Jeroen Krabbé (who for me will always be the villain in “The Fugitive”) is Gerard Reve, a fiction writer of renown, but also a man with quite a few... issues. In short order these are: alcoholism, visions, obsession with catholic symbols, with death and his bisexuality. The first half hour of the movie is essentially a rundown of all the things that trouble this fellow.

Gerard is going from Amsterdam to the port town of Vlissingen to give a speech to the local book club. As it gets a bit late, he is offered to stay overnight with the treasurer of the club, the cosmetologist Christine Halsslag (Renée Soutendijk).

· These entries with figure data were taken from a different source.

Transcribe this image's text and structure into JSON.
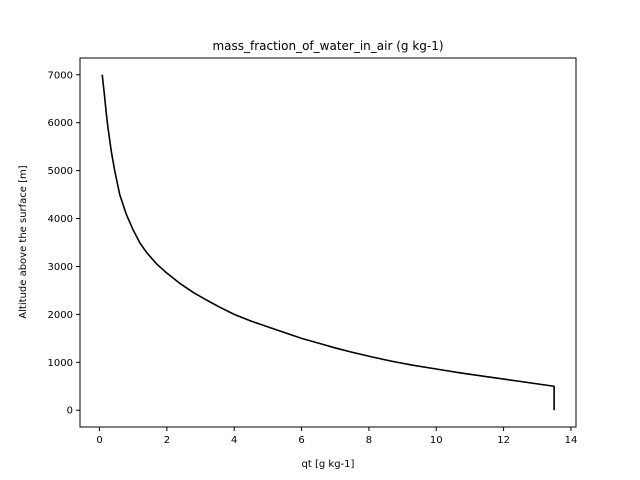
{
  "chart_data": {
    "type": "line",
    "title": "mass_fraction_of_water_in_air (g kg-1)",
    "xlabel": "qt [g kg-1]",
    "ylabel": "Altitude above the surface [m]",
    "xlim": [
      -0.58,
      14.15
    ],
    "ylim": [
      -350,
      7350
    ],
    "xticks": [
      0,
      2,
      4,
      6,
      8,
      10,
      12,
      14
    ],
    "yticks": [
      0,
      1000,
      2000,
      3000,
      4000,
      5000,
      6000,
      7000
    ],
    "grid": false,
    "line_color": "#000000",
    "series": [
      {
        "points": [
          [
            13.5,
            0
          ],
          [
            13.5,
            100
          ],
          [
            13.5,
            200
          ],
          [
            13.5,
            300
          ],
          [
            13.5,
            400
          ],
          [
            13.5,
            500
          ],
          [
            13.0,
            550
          ],
          [
            12.3,
            620
          ],
          [
            11.5,
            700
          ],
          [
            10.7,
            780
          ],
          [
            10.0,
            860
          ],
          [
            9.3,
            940
          ],
          [
            8.7,
            1020
          ],
          [
            8.1,
            1110
          ],
          [
            7.5,
            1210
          ],
          [
            7.0,
            1300
          ],
          [
            6.5,
            1400
          ],
          [
            6.0,
            1500
          ],
          [
            5.5,
            1620
          ],
          [
            5.0,
            1740
          ],
          [
            4.5,
            1860
          ],
          [
            4.0,
            2000
          ],
          [
            3.6,
            2140
          ],
          [
            3.2,
            2290
          ],
          [
            2.8,
            2450
          ],
          [
            2.4,
            2640
          ],
          [
            2.0,
            2860
          ],
          [
            1.7,
            3050
          ],
          [
            1.4,
            3290
          ],
          [
            1.2,
            3490
          ],
          [
            1.0,
            3760
          ],
          [
            0.8,
            4080
          ],
          [
            0.6,
            4500
          ],
          [
            0.45,
            5000
          ],
          [
            0.35,
            5400
          ],
          [
            0.25,
            5900
          ],
          [
            0.2,
            6200
          ],
          [
            0.15,
            6550
          ],
          [
            0.08,
            7000
          ]
        ]
      }
    ]
  }
}
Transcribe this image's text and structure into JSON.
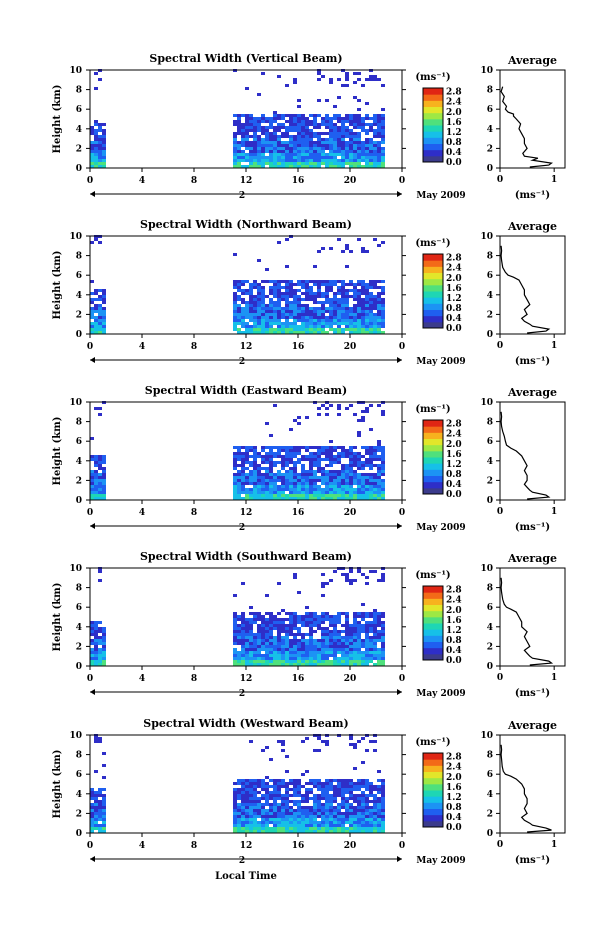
{
  "chart_data": [
    {
      "type": "heatmap",
      "title": "Spectral Width (Vertical Beam)",
      "xlabel": "",
      "ylabel": "Height (km)",
      "x_ticks": [
        "0",
        "4",
        "8",
        "12",
        "16",
        "20",
        "0"
      ],
      "y_ticks": [
        "0",
        "2",
        "4",
        "6",
        "8",
        "10"
      ],
      "day_label": "2",
      "date_label": "May 2009",
      "colorbar_unit": "(ms⁻¹)",
      "colorbar_ticks": [
        "0.0",
        "0.4",
        "0.8",
        "1.2",
        "1.6",
        "2.0",
        "2.4",
        "2.8"
      ],
      "data_segments": [
        {
          "start": 0,
          "end": 1.1,
          "top_km": 4.5,
          "sparse_to_km": 10
        },
        {
          "start": 11,
          "end": 22.5,
          "top_km": 5.5,
          "sparse_to_km": 10
        }
      ],
      "average_profile": {
        "title": "Average",
        "xlabel": "(ms⁻¹)",
        "x_ticks": [
          "0",
          "1"
        ],
        "y_ticks": [
          "0",
          "2",
          "4",
          "6",
          "8",
          "10"
        ],
        "height_km": [
          0.1,
          0.3,
          0.5,
          0.8,
          1.0,
          1.2,
          1.5,
          2.0,
          2.5,
          3.0,
          3.5,
          4.0,
          4.5,
          5.0,
          5.3,
          5.5,
          5.7,
          6.0,
          6.3,
          6.8,
          7.3,
          7.8,
          8.3
        ],
        "width_ms": [
          0.55,
          0.9,
          0.95,
          0.6,
          0.7,
          0.45,
          0.42,
          0.5,
          0.45,
          0.45,
          0.4,
          0.35,
          0.38,
          0.3,
          0.25,
          0.25,
          0.15,
          0.1,
          0.12,
          0.05,
          0.08,
          0.02,
          0.05
        ]
      }
    },
    {
      "type": "heatmap",
      "title": "Spectral Width (Northward Beam)",
      "xlabel": "",
      "ylabel": "Height (km)",
      "x_ticks": [
        "0",
        "4",
        "8",
        "12",
        "16",
        "20",
        "0"
      ],
      "y_ticks": [
        "0",
        "2",
        "4",
        "6",
        "8",
        "10"
      ],
      "day_label": "2",
      "date_label": "May 2009",
      "colorbar_unit": "(ms⁻¹)",
      "colorbar_ticks": [
        "0.0",
        "0.4",
        "0.8",
        "1.2",
        "1.6",
        "2.0",
        "2.4",
        "2.8"
      ],
      "data_segments": [
        {
          "start": 0,
          "end": 1.1,
          "top_km": 4.5,
          "sparse_to_km": 10
        },
        {
          "start": 11,
          "end": 22.5,
          "top_km": 5.5,
          "sparse_to_km": 10
        }
      ],
      "average_profile": {
        "title": "Average",
        "xlabel": "(ms⁻¹)",
        "x_ticks": [
          "0",
          "1"
        ],
        "y_ticks": [
          "0",
          "2",
          "4",
          "6",
          "8",
          "10"
        ],
        "height_km": [
          0.1,
          0.3,
          0.5,
          0.8,
          1.0,
          1.3,
          1.6,
          2.0,
          2.5,
          3.0,
          3.5,
          4.0,
          4.5,
          5.0,
          5.5,
          5.8,
          6.0,
          6.3,
          6.8,
          7.5,
          8.0,
          8.5,
          9.0
        ],
        "width_ms": [
          0.5,
          0.85,
          0.9,
          0.6,
          0.55,
          0.45,
          0.4,
          0.5,
          0.45,
          0.55,
          0.5,
          0.45,
          0.45,
          0.4,
          0.35,
          0.25,
          0.15,
          0.1,
          0.05,
          0.03,
          0.02,
          0.03,
          0.02
        ]
      }
    },
    {
      "type": "heatmap",
      "title": "Spectral Width (Eastward Beam)",
      "xlabel": "",
      "ylabel": "Height (km)",
      "x_ticks": [
        "0",
        "4",
        "8",
        "12",
        "16",
        "20",
        "0"
      ],
      "y_ticks": [
        "0",
        "2",
        "4",
        "6",
        "8",
        "10"
      ],
      "day_label": "2",
      "date_label": "May 2009",
      "colorbar_unit": "(ms⁻¹)",
      "colorbar_ticks": [
        "0.0",
        "0.4",
        "0.8",
        "1.2",
        "1.6",
        "2.0",
        "2.4",
        "2.8"
      ],
      "data_segments": [
        {
          "start": 0,
          "end": 1.1,
          "top_km": 4.5,
          "sparse_to_km": 10
        },
        {
          "start": 11,
          "end": 22.5,
          "top_km": 5.5,
          "sparse_to_km": 10
        }
      ],
      "average_profile": {
        "title": "Average",
        "xlabel": "(ms⁻¹)",
        "x_ticks": [
          "0",
          "1"
        ],
        "y_ticks": [
          "0",
          "2",
          "4",
          "6",
          "8",
          "10"
        ],
        "height_km": [
          0.1,
          0.3,
          0.5,
          0.8,
          1.0,
          1.3,
          1.6,
          2.0,
          2.5,
          3.0,
          3.5,
          4.0,
          4.5,
          5.0,
          5.3,
          5.6,
          6.0,
          6.5,
          7.0,
          7.5,
          8.0,
          8.5,
          9.0
        ],
        "width_ms": [
          0.5,
          0.9,
          0.85,
          0.6,
          0.55,
          0.5,
          0.45,
          0.5,
          0.5,
          0.45,
          0.5,
          0.45,
          0.4,
          0.3,
          0.2,
          0.12,
          0.1,
          0.08,
          0.05,
          0.03,
          0.02,
          0.03,
          0.02
        ]
      }
    },
    {
      "type": "heatmap",
      "title": "Spectral Width (Southward Beam)",
      "xlabel": "",
      "ylabel": "Height (km)",
      "x_ticks": [
        "0",
        "4",
        "8",
        "12",
        "16",
        "20",
        "0"
      ],
      "y_ticks": [
        "0",
        "2",
        "4",
        "6",
        "8",
        "10"
      ],
      "day_label": "2",
      "date_label": "May 2009",
      "colorbar_unit": "(ms⁻¹)",
      "colorbar_ticks": [
        "0.0",
        "0.4",
        "0.8",
        "1.2",
        "1.6",
        "2.0",
        "2.4",
        "2.8"
      ],
      "data_segments": [
        {
          "start": 0,
          "end": 1.1,
          "top_km": 4.5,
          "sparse_to_km": 10
        },
        {
          "start": 11,
          "end": 22.5,
          "top_km": 5.5,
          "sparse_to_km": 10
        }
      ],
      "average_profile": {
        "title": "Average",
        "xlabel": "(ms⁻¹)",
        "x_ticks": [
          "0",
          "1"
        ],
        "y_ticks": [
          "0",
          "2",
          "4",
          "6",
          "8",
          "10"
        ],
        "height_km": [
          0.1,
          0.3,
          0.5,
          0.8,
          1.0,
          1.3,
          1.6,
          2.0,
          2.5,
          3.0,
          3.5,
          4.0,
          4.5,
          5.0,
          5.5,
          5.8,
          6.0,
          6.3,
          6.8,
          7.5,
          8.0,
          8.5,
          9.0
        ],
        "width_ms": [
          0.55,
          0.95,
          0.9,
          0.6,
          0.55,
          0.5,
          0.45,
          0.55,
          0.5,
          0.45,
          0.5,
          0.4,
          0.4,
          0.35,
          0.3,
          0.2,
          0.12,
          0.08,
          0.05,
          0.03,
          0.02,
          0.03,
          0.02
        ]
      }
    },
    {
      "type": "heatmap",
      "title": "Spectral Width (Westward Beam)",
      "xlabel": "Local Time",
      "ylabel": "Height (km)",
      "x_ticks": [
        "0",
        "4",
        "8",
        "12",
        "16",
        "20",
        "0"
      ],
      "y_ticks": [
        "0",
        "2",
        "4",
        "6",
        "8",
        "10"
      ],
      "day_label": "2",
      "date_label": "May 2009",
      "colorbar_unit": "(ms⁻¹)",
      "colorbar_ticks": [
        "0.0",
        "0.4",
        "0.8",
        "1.2",
        "1.6",
        "2.0",
        "2.4",
        "2.8"
      ],
      "data_segments": [
        {
          "start": 0,
          "end": 1.1,
          "top_km": 4.5,
          "sparse_to_km": 10
        },
        {
          "start": 11,
          "end": 22.5,
          "top_km": 5.5,
          "sparse_to_km": 10
        }
      ],
      "average_profile": {
        "title": "Average",
        "xlabel": "(ms⁻¹)",
        "x_ticks": [
          "0",
          "1"
        ],
        "y_ticks": [
          "0",
          "2",
          "4",
          "6",
          "8",
          "10"
        ],
        "height_km": [
          0.1,
          0.3,
          0.5,
          0.8,
          1.0,
          1.3,
          1.6,
          2.0,
          2.5,
          3.0,
          3.5,
          4.0,
          4.5,
          5.0,
          5.5,
          5.8,
          6.0,
          6.3,
          6.8,
          7.5,
          8.0,
          8.5,
          9.0
        ],
        "width_ms": [
          0.5,
          0.95,
          0.85,
          0.6,
          0.55,
          0.45,
          0.4,
          0.5,
          0.45,
          0.5,
          0.5,
          0.45,
          0.45,
          0.4,
          0.3,
          0.2,
          0.1,
          0.06,
          0.04,
          0.03,
          0.02,
          0.03,
          0.02
        ]
      }
    }
  ],
  "colors": {
    "colorbar": [
      "#3b3b8c",
      "#2e2ec8",
      "#1f5ff0",
      "#1c93f4",
      "#16c0e8",
      "#1ed6b4",
      "#4fe07c",
      "#9ee844",
      "#e2e62a",
      "#f7b21e",
      "#f36a18",
      "#e02614"
    ]
  }
}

She is a very delicious woman and a widow, so the night is well spent together, and we get see all of the pretty Ms. Soutendijk, literally. Gerard is also easily talked into spending a few extra days.

In the course of his stay, Gerard wants to write a story abut Christine. He finds out that she is also seeing a handsome young man called Herman. Gerard instantly falls in love with Herman and talks Christine into fetching him from Germany. While she is away, Gerard gets ridiculously drunk and learns, from Christine’s home movies, that she was married not once, but thrice and that they all died horrible deaths.

Christine returns with Herman, plenty of sex ensues and Gerard gets convinced he will be the fourth man.

“The Fourth Man” (“De vierde man”) references Hitchcock extensively. “Vertigo” and “Rear Window” is easy to recognize, but there are elements from quite a few more. The platin blonde girl, the witness to murder, the confusing signs, the even more confused potential victim and so on. The references queue up and I can imagine a sport of spotting them. This is not a spoof of Hitchcock, but more like fanfiction with a lot of oomph. All the elements get an extra notch or two in volume.

This is particularly the case with the Verhoeven staples. Our lead, Gerard is a very flawed character. We may understand him, but with his extreme qualities, it is difficult to sympathize with him. The religious symbols stack up, but also seem to be a red herring. They lead our attention, but apparently to nowhere and at the end may only be a product of Gerard’s delirium.  There is a lot of sex, hints of sex, sex motives and full-frontal nudity of both genders. Very Dutch. The function of the nudity is a bit obscure though, and besides the shock value, I think it is mostly used to intensify Gerard’s delirium.

From a murder mystery point of view, we are presented with the very Hitchcockian question of whether or not murders were committed or if it is only in the head of the potential fourth victim. Yet, I get the feeling that Verhoeven is less interested in this question and a lot more focussed on following, with some glee, the deroute of his protagonist. This is all about a guy going crazy.  

I do like a murder mystery, and I do love some Hitchcock, but I do not share the excitement of watching a guy go crazy. Gerard needed help to begin with and by the end he is a raving lunatic. Is that fun? Or exciting? He is playing with fire and losing, but he was losing from the very beginning and that makes this just a very sad movie with some sex and violence.

After this movie Verhoeven went on to Hollywood and among his later movies was the remake of “The Fourth Man”: “Basic Instinct”. All everybody talked about was how we saw a little too much of Sharon Stone, but frankly, it is peanuts compared to the original.

A little too Dutch for me I suppose.